The problem with tolling is you have to create a whole new entity to do it. The County doesn’t have an existing tolling authority. You’d have to create that, hire people, managers etc to run it, and build a tolling facility on the bridge. Probably not too efficient a mechanism for a single bridge.
we could borrow the money from the Chinese, then let your kids pay it back.
If they vote this down, I would gladly pay $5 a year to exclude all Clackamas traffic from Sellwood.
You may think that a non-serious crass comment, but I think it a quality of life issue.
Not that anyone could actually convince the Sellwood area to actually close the current bridge to all but pedestrian and cycle traffic but if you could…

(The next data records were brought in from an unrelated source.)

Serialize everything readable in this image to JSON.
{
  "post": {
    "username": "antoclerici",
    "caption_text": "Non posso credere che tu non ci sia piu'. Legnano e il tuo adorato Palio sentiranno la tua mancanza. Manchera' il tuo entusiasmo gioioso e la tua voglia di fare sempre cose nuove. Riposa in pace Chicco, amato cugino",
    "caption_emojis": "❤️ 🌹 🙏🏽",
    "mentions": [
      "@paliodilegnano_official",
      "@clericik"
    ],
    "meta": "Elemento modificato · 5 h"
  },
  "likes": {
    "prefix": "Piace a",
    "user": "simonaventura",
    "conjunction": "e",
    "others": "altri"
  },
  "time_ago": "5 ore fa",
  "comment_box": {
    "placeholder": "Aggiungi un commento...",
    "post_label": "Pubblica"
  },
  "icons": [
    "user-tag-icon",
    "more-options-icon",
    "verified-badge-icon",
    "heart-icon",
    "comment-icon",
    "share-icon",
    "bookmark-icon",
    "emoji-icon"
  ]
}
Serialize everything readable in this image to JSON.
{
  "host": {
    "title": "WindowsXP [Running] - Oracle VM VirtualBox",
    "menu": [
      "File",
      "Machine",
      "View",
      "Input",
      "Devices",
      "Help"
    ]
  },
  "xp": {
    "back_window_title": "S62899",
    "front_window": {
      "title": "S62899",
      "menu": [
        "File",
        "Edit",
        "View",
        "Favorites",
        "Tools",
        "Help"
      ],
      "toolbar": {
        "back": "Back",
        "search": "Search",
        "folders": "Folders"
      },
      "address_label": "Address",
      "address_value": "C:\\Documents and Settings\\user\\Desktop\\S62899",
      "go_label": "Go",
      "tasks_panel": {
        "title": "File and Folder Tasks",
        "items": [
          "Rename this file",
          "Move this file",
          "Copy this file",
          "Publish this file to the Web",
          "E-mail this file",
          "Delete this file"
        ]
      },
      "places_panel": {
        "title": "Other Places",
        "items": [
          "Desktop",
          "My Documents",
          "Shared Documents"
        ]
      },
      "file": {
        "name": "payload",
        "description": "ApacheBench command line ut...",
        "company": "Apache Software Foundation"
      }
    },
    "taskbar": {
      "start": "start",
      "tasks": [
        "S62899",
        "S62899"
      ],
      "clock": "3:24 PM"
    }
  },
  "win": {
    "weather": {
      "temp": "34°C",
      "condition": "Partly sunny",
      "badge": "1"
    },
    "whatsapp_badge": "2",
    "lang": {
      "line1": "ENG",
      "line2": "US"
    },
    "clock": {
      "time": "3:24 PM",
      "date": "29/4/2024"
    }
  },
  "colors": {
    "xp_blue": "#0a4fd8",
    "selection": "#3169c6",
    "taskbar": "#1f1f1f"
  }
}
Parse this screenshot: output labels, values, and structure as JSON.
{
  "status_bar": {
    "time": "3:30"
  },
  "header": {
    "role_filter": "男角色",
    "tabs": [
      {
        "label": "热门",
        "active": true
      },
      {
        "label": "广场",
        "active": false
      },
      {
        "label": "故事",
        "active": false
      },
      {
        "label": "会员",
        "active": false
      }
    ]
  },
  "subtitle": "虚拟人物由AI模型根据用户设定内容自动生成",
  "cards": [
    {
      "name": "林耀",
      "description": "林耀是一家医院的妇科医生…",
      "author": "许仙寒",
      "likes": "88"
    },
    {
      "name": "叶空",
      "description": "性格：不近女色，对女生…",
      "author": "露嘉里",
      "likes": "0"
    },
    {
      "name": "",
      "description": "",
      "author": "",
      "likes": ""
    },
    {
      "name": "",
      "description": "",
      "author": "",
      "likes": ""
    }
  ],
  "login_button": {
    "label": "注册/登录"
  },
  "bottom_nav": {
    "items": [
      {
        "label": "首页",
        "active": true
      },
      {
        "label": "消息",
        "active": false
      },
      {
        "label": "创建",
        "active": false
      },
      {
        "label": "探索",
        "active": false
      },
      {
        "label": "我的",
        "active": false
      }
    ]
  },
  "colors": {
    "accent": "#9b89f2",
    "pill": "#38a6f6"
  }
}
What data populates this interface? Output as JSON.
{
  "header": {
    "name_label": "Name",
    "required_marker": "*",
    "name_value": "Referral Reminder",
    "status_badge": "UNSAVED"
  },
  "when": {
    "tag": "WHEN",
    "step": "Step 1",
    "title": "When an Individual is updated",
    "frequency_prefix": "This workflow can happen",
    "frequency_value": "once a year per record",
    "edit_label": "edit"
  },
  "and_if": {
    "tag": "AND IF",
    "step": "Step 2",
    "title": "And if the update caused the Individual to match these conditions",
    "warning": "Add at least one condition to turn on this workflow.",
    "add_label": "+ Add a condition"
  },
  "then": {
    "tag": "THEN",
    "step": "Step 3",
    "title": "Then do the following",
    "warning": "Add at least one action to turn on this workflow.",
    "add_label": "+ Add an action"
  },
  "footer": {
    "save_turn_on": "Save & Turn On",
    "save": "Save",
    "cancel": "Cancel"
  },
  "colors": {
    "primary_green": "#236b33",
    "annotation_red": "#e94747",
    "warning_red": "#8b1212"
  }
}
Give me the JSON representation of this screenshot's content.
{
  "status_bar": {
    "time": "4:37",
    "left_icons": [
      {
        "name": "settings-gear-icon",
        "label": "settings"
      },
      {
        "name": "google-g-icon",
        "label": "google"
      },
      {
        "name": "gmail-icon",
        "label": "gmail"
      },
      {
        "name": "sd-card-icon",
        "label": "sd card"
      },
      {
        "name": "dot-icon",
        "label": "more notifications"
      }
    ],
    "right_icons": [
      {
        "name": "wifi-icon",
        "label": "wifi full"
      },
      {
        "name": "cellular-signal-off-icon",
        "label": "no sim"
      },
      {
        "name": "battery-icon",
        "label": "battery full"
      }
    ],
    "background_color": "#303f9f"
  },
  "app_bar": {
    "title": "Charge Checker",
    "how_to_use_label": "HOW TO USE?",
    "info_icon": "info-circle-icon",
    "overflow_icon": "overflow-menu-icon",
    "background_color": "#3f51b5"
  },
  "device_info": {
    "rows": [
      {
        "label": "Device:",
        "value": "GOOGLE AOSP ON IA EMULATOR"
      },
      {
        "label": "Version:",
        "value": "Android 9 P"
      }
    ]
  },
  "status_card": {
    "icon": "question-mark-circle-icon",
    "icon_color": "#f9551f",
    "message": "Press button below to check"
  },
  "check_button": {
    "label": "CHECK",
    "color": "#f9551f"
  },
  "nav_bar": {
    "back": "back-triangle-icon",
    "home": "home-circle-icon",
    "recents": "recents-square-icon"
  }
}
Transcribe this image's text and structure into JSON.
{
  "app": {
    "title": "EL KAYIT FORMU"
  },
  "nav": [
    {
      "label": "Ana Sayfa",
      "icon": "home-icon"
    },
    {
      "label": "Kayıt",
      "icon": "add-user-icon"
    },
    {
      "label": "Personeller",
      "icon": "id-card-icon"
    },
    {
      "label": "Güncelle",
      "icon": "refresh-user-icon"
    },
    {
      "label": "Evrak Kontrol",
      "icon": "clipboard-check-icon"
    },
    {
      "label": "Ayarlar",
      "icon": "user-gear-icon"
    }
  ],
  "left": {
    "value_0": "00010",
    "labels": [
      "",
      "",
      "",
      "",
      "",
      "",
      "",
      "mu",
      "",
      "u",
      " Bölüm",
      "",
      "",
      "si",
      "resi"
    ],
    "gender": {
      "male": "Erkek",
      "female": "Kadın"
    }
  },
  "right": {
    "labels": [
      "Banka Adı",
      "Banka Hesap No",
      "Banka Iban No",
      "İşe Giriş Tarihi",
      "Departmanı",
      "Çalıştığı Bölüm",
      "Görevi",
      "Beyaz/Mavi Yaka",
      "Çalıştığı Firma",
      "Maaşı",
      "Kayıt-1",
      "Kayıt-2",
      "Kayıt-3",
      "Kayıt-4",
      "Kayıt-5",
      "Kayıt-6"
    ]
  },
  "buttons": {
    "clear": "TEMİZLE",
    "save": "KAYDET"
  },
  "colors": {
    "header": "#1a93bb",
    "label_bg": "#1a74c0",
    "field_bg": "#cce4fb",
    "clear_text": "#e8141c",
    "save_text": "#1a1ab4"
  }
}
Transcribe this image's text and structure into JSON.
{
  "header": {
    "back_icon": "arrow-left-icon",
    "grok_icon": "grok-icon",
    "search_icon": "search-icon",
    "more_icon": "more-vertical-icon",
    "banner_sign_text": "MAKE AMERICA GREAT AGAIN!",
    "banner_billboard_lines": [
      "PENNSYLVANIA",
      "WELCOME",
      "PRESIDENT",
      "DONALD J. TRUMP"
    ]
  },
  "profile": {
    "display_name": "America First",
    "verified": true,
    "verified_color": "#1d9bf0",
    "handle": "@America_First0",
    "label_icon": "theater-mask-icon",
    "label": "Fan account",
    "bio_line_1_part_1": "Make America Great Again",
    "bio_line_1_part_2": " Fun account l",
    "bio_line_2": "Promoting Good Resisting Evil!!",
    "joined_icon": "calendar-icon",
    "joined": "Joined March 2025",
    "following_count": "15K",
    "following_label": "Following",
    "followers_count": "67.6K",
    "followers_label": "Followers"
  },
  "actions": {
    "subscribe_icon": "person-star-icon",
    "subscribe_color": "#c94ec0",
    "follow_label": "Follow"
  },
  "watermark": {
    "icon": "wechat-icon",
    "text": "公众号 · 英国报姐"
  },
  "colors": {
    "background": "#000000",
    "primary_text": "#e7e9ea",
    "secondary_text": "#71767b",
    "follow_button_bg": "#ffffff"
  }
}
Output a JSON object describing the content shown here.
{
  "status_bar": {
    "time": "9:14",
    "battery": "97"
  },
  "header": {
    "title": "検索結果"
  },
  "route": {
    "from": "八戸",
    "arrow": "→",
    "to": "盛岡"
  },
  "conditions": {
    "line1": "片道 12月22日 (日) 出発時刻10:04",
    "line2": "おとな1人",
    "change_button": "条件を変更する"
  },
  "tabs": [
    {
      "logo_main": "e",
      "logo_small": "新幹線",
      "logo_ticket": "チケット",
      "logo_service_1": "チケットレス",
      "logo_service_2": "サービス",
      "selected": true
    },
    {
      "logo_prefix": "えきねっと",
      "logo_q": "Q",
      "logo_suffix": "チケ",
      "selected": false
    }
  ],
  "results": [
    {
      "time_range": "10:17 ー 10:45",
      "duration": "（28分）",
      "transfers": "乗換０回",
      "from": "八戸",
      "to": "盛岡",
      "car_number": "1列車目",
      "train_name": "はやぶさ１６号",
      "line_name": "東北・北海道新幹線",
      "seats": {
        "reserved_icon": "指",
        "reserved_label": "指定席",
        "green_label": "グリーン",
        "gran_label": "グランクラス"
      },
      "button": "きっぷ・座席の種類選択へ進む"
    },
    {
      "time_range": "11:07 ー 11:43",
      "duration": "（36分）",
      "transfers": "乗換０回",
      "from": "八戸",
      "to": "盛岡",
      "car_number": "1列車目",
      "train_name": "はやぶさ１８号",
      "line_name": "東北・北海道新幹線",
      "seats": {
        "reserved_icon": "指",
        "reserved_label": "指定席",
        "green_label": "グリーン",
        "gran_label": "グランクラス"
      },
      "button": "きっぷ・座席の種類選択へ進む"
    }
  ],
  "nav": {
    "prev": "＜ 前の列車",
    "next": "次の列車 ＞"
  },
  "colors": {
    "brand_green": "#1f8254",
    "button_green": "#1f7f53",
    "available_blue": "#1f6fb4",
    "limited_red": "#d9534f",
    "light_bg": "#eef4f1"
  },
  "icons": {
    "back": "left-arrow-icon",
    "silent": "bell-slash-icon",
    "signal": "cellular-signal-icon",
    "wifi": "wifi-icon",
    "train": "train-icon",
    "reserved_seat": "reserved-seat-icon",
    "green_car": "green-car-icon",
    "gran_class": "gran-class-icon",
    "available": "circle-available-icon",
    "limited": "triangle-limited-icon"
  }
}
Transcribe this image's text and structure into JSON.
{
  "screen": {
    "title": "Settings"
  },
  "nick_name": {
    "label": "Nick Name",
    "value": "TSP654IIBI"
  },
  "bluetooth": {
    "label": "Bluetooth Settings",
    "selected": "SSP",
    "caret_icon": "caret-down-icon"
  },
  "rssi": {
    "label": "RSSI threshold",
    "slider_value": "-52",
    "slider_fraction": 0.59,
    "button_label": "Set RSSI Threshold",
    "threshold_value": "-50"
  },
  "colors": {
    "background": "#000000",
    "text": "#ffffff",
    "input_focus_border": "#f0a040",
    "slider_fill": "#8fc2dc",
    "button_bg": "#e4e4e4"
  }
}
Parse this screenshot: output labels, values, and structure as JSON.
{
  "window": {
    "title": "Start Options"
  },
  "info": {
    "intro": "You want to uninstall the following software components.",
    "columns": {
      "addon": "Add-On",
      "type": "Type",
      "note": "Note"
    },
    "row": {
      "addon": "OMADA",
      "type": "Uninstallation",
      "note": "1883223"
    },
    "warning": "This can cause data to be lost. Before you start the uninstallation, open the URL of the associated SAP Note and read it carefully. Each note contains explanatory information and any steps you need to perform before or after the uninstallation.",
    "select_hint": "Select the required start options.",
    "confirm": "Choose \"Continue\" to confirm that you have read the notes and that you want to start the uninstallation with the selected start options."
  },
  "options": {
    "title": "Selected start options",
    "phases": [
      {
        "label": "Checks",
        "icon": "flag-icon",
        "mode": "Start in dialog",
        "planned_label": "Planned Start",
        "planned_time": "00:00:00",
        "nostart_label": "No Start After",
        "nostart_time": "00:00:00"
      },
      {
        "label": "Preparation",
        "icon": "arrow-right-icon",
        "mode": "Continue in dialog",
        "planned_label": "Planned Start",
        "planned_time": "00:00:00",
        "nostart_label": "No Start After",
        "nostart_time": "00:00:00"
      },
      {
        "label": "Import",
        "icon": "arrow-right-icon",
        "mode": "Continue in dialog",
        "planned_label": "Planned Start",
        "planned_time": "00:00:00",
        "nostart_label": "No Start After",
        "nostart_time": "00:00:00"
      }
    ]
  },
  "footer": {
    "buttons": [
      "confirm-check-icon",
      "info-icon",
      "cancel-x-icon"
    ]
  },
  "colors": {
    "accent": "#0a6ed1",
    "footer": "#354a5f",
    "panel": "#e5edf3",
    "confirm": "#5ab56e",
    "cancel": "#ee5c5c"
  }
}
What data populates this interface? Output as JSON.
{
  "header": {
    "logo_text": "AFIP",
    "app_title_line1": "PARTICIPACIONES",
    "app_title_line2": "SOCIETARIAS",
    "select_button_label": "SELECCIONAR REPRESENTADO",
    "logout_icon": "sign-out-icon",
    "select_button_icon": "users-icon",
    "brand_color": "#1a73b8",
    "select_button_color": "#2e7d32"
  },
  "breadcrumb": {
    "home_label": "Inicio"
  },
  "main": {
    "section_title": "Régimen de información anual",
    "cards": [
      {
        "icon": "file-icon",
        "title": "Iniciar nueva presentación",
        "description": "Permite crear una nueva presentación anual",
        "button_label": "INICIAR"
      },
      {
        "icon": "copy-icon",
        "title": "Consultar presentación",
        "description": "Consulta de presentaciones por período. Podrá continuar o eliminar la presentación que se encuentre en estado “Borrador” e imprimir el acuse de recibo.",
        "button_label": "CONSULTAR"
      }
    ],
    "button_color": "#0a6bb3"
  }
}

… it might be a royal pain to get them to give up the massive traffic calming, reduced air and noise pollution, an essentially car free main street and the enhanced sense of community that comes from no longer being split in two by the automotive equivalent of a log flume.
Is there really a significant level of business from non-Sellwood residents just passing through?
Tacoma is not designed for the level of traffic going through here.
When I have driven through, by car, I have felt less safe about the thought of trying to stop and park here, shop here, cross streets by foot here and the fun of pulling back in to this skelleton luge run of auto traffic that defines a drive on Tacoma in Sellwood.
Shut the bridge to all but EMS automotive traffic, let the businesses cater to a pedestrian allmost carfree marketspace
Then let the locals decide if they want a new bridge. A bridge that, due to induced demand; will ultimately require the demolishment of Tacoma storefronts to make room for a road that can move more vehicle though quicker: for that is the goal of every rOaD prOjecT.
I don’t think there would be “induced demand” because they are not adding any new car traffic lanes to the Sellwood Bridge, just bike and sidewalk facilities. The Bridge redesign was purposely kept at 2 auto lanes so that Tacoma would not be overwhelmed with more traffic.
Tacoma Street Plan from 2002 calls for it to function like a Main Street. ODOT has nothing to do with the bridge project.
The following is from the current Transportation System Plan:
“City Council approved the Tacoma Main Street Plan in January 2002. The project’s termini are the Sellwood Bridge on the west and McLoughlin Boulevard on the east. The plan’s purpose is to develop transportation strategies to further Tacoma’s role as a main street.
Tacoma presents significant transportation challenges because of the more than 30,000 vehicles that travel on it to and from the Sellwood Bridge. The final design includes one travel lane in each direction, full-time on-street parking, gateways at each end of the study area, curb extensions, and street scape design guidelines.”